You don't have to utilize e-collars if you don't want. I'm never going to pressure anyone into it because I honestly believe that you should do what's right for you and your dog. And don't feel like just because you use an e-collar to train that you'll be stuck using one forever. I have called my dogs off rabbits and an elk (they weren't chasing it just interested) without using their e-collars. All of my Azawakh and Argos can be off-leash without needing their e-collars. Honestly, Ash is almost to that point. However, particularly when hiking, I always always put their e-collars on as a backup. I love having that feeling that they're wearing a seat belt just in case.

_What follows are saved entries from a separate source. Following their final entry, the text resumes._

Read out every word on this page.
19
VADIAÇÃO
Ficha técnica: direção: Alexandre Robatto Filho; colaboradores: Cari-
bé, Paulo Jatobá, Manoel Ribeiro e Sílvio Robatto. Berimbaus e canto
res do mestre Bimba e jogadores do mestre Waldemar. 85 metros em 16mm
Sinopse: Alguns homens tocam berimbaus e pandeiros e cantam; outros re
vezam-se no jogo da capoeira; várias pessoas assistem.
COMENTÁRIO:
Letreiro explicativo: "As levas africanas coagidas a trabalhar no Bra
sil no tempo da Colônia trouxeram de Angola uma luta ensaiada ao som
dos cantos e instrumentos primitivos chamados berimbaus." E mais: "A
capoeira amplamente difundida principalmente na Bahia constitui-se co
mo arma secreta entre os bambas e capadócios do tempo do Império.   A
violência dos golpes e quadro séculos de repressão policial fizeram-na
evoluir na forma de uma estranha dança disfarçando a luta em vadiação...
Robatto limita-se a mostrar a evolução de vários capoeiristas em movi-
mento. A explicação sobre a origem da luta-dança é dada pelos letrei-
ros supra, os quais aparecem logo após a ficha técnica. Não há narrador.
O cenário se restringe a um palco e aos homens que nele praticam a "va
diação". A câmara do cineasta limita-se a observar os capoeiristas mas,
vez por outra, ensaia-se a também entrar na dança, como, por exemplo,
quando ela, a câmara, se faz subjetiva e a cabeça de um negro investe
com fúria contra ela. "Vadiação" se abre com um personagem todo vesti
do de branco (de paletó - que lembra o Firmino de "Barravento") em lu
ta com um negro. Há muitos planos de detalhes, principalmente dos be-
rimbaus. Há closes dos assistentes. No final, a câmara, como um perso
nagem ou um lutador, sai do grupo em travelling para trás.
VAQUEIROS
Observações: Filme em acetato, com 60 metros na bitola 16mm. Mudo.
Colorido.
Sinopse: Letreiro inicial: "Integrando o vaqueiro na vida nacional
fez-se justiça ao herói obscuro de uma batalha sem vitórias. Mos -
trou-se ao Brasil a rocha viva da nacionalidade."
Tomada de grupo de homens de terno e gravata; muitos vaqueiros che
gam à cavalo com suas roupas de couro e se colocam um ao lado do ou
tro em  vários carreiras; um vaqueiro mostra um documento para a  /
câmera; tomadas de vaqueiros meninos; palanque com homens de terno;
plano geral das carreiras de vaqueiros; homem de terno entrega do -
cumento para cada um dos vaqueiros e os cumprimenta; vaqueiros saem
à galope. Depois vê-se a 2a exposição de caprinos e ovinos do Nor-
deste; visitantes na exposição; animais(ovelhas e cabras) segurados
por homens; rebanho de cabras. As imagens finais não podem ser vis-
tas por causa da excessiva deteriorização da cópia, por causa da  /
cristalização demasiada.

E-collars aren't a substitute for not training your dog. They're an invaluable tool for some people to help give their dogs more freedom.
One final note: e-collars can be utilized in a similar manner as described above to teach behaviors other than recall. I do use mine to help with Ash's leash reactivity for instance and they can be helpful when doing long distance sits and down practice. But the reason I use them is for off-leash freedom for my sighthounds.